Sep 10, 2015

What I did,normally don't do, have done and will be doing!

Last semester one of my college classes was on learning the nuances of MS Excel. We had to do a final project for the class using the various analytical, mathematical, and chart/graphing tools that Excel has. I chose a project that used Excels statistical functions, "Boolean operator tools"  (GOOGLE Boolean operators to find out what they are), and graphing tools, to see if there was any correlation between fall temperatures and the upcoming winter's snowfall. The study was done for Glens Falls, NY. This study was modelled after one that was done for Boston, MA.

The study was done to see if there was any correlation between fall temperatures departures from normal (for the months of October and November) and the upcoming winter snowfall.

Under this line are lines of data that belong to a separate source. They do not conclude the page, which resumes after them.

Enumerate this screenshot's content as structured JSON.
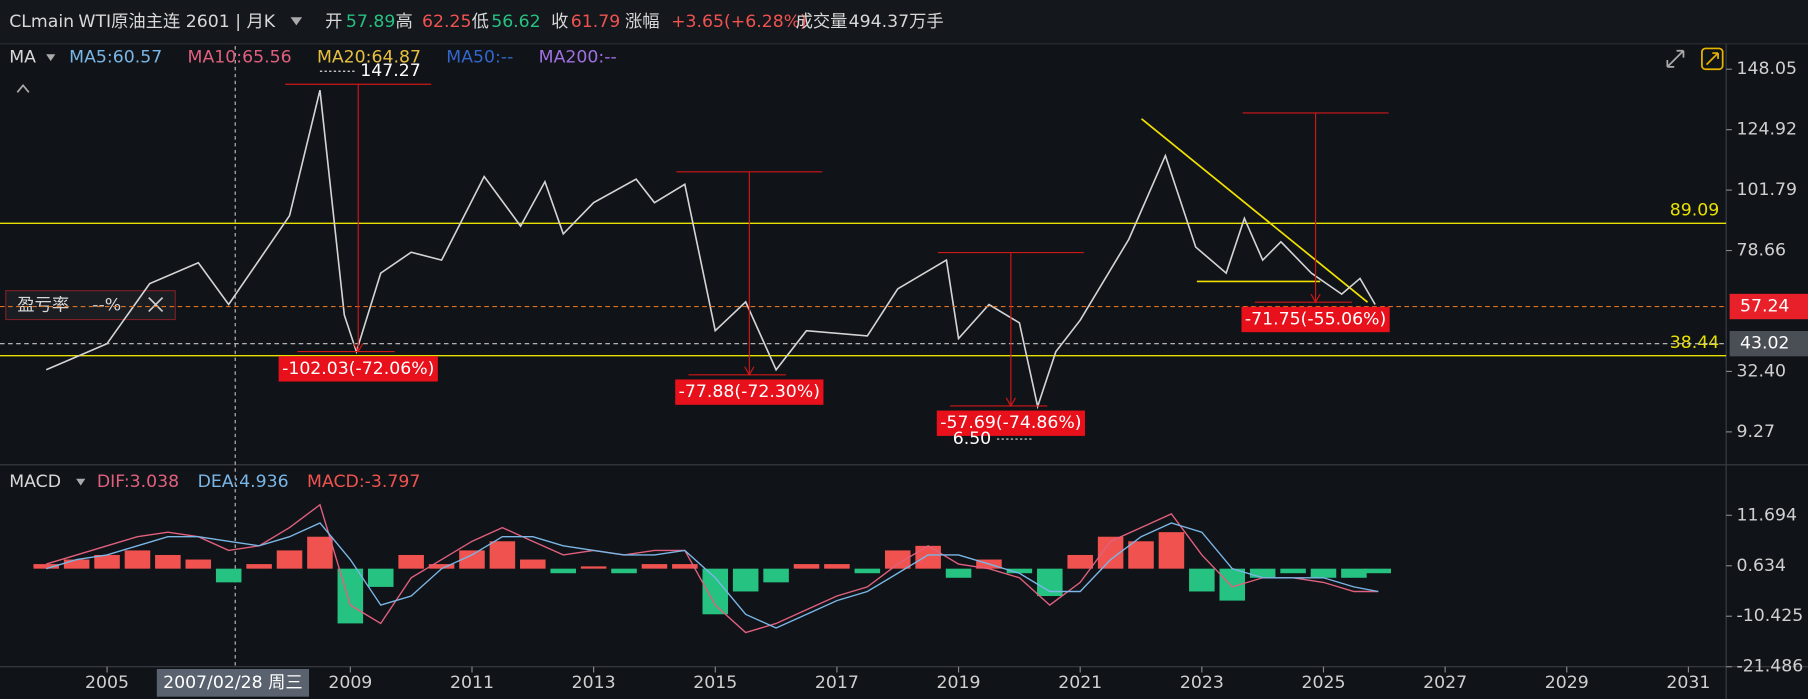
{
  "header": {
    "symbol": "CLmain",
    "name": "WTI原油主连 2601 | 月K",
    "open_label": "开",
    "open": "57.89",
    "high_label": "高",
    "high": "62.25",
    "low_label": "低",
    "low": "56.62",
    "close_label": "收",
    "close": "61.79",
    "change_label": "涨幅",
    "change": "+3.65(+6.28%)",
    "volume_label": "成交量",
    "volume": "494.37万手"
  },
  "ma_legend": {
    "title": "MA",
    "items": [
      {
        "text": "MA5:60.57",
        "color": "#7ab6e6"
      },
      {
        "text": "MA10:65.56",
        "color": "#e0607e"
      },
      {
        "text": "MA20:64.87",
        "color": "#e8c040"
      },
      {
        "text": "MA50:--",
        "color": "#3366cc"
      },
      {
        "text": "MA200:--",
        "color": "#a070e0"
      }
    ]
  },
  "macd_legend": {
    "title": "MACD",
    "items": [
      {
        "text": "DIF:3.038",
        "color": "#e0607e"
      },
      {
        "text": "DEA:4.936",
        "color": "#7ab6e6"
      },
      {
        "text": "MACD:-3.797",
        "color": "#f0534f"
      }
    ]
  },
  "pnl_box": {
    "label": "盈亏率",
    "value": "--%"
  },
  "crosshair_date": "2007/02/28 周三",
  "chart_data": [
    {
      "type": "line",
      "x": [
        2004.0,
        2005.0,
        2005.7,
        2006.5,
        2007.0,
        2007.5,
        2008.0,
        2008.5,
        2008.9,
        2009.1,
        2009.5,
        2010.0,
        2010.5,
        2011.2,
        2011.8,
        2012.2,
        2012.5,
        2013.0,
        2013.7,
        2014.0,
        2014.5,
        2015.0,
        2015.5,
        2016.0,
        2016.5,
        2017.5,
        2018.0,
        2018.8,
        2019.0,
        2019.5,
        2020.0,
        2020.3,
        2020.6,
        2021.0,
        2021.8,
        2022.4,
        2022.9,
        2023.4,
        2023.7,
        2024.0,
        2024.3,
        2024.8,
        2025.3,
        2025.6,
        2025.85
      ],
      "values": [
        33,
        43,
        66,
        74,
        58,
        75,
        92,
        140,
        54,
        40,
        70,
        78,
        75,
        107,
        88,
        105,
        85,
        97,
        106,
        97,
        104,
        48,
        59,
        33,
        48,
        46,
        64,
        75,
        45,
        58,
        51,
        19,
        40,
        52,
        83,
        115,
        80,
        70,
        91,
        75,
        82,
        70,
        62,
        68,
        58
      ],
      "color": "#d4d4d4",
      "xlim": [
        2003.24,
        2031.62
      ],
      "ylim": [
        -3.35,
        156.88
      ],
      "yticks": [
        148.05,
        124.92,
        101.79,
        78.66,
        {
          "value": 32.4,
          "label": "32.40"
        },
        9.27
      ],
      "xticks": [
        2005,
        2009,
        2011,
        2013,
        2015,
        2017,
        2019,
        2021,
        2023,
        2025,
        2027,
        2029,
        2031
      ],
      "hlines": [
        {
          "value": 89.09,
          "color": "#e8e000"
        },
        {
          "value": 38.44,
          "color": "#e8e000"
        }
      ],
      "price_tags": [
        {
          "value": 57.24,
          "color": "#e8202a",
          "line": "#e07020"
        },
        {
          "value": 43.02,
          "color": "#4a4e55",
          "line": "#c8c8c8"
        }
      ],
      "extremes": [
        {
          "x": 2008.5,
          "value": 147.27,
          "side": "right"
        },
        {
          "x": 2020.2,
          "value": 6.5,
          "label": "6.50",
          "side": "left"
        }
      ],
      "drawdowns": [
        {
          "x": 2009.13,
          "high": 142.3,
          "low": 40,
          "label": "-102.03(-72.06%)"
        },
        {
          "x": 2015.56,
          "high": 108.8,
          "low": 31.1,
          "label": "-77.88(-72.30%)"
        },
        {
          "x": 2019.86,
          "high": 77.9,
          "low": 19.2,
          "label": "-57.69(-74.86%)"
        },
        {
          "x": 2024.87,
          "high": 131.3,
          "low": 58.9,
          "label": "-71.75(-55.06%)"
        }
      ]
    },
    {
      "type": "bar",
      "x": [
        2004,
        2004.5,
        2005,
        2005.5,
        2006,
        2006.5,
        2007,
        2007.5,
        2008,
        2008.5,
        2009,
        2009.5,
        2010,
        2010.5,
        2011,
        2011.5,
        2012,
        2012.5,
        2013,
        2013.5,
        2014,
        2014.5,
        2015,
        2015.5,
        2016,
        2016.5,
        2017,
        2017.5,
        2018,
        2018.5,
        2019,
        2019.5,
        2020,
        2020.5,
        2021,
        2021.5,
        2022,
        2022.5,
        2023,
        2023.5,
        2024,
        2024.5,
        2025,
        2025.5,
        2025.9
      ],
      "values": [
        1,
        2,
        3,
        4,
        3,
        2,
        -3,
        1,
        4,
        7,
        -12,
        -4,
        3,
        1,
        4,
        6,
        2,
        -1,
        0.5,
        -1,
        1,
        1,
        -10,
        -5,
        -3,
        1,
        1,
        -1,
        4,
        5,
        -2,
        2,
        -1,
        -6,
        3,
        7,
        6,
        8,
        -5,
        -7,
        -2,
        -1,
        -2,
        -2,
        -1
      ],
      "up_color": "#f0534f",
      "down_color": "#26c281",
      "lines": [
        {
          "color": "#e0607e",
          "values": [
            1,
            3,
            5,
            7,
            8,
            7,
            4,
            5,
            9,
            14,
            -8,
            -12,
            -2,
            2,
            6,
            9,
            6,
            3,
            4,
            3,
            4,
            4,
            -8,
            -14,
            -12,
            -9,
            -6,
            -4,
            1,
            5,
            1,
            0,
            -2,
            -8,
            -3,
            6,
            9,
            12,
            3,
            -4,
            -2,
            -2,
            -3,
            -5,
            -5
          ]
        },
        {
          "color": "#7ab6e6",
          "values": [
            0,
            2,
            3,
            5,
            7,
            7,
            6,
            5,
            7,
            10,
            2,
            -8,
            -6,
            0,
            3,
            7,
            7,
            5,
            4,
            3,
            3,
            4,
            -2,
            -10,
            -13,
            -10,
            -7,
            -5,
            -1,
            3,
            3,
            1,
            -1,
            -5,
            -5,
            2,
            7,
            10,
            8,
            0,
            -2,
            -2,
            -2,
            -4,
            -5
          ]
        }
      ],
      "xlim": [
        2003.24,
        2031.62
      ],
      "ylim": [
        -21.486,
        22.75
      ],
      "yticks": [
        11.694,
        0.634,
        -10.425,
        -21.486
      ]
    }
  ]
}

In any sort of a forecast that I make, using statistical analysis of  weather data is part of my mix. With any sort of a long-range "outlook" statistics can prove extremely useful.

Now I normally don't make winter weather outlooks. Heck forecasting the next 5 to 7 days of weather is enough of a challenge for me let alone trying to forecast for a whole 3 month season that is still a quarter of a year away from starting! Yet, quite a few folks are asking me what this winter will be like. especially since some folks are already coming out with their forecast and  the Farmer's Almanac is also out, too.

So here is what I will do. I'll hold off on my not very specific winter weather outlook until November is almost done and in my next blog post I'll have more detailed information including nice charts and statistical data from my class project from last semester to see what if any correlation does exist between fall temperatures and the upcoming winter snowfall.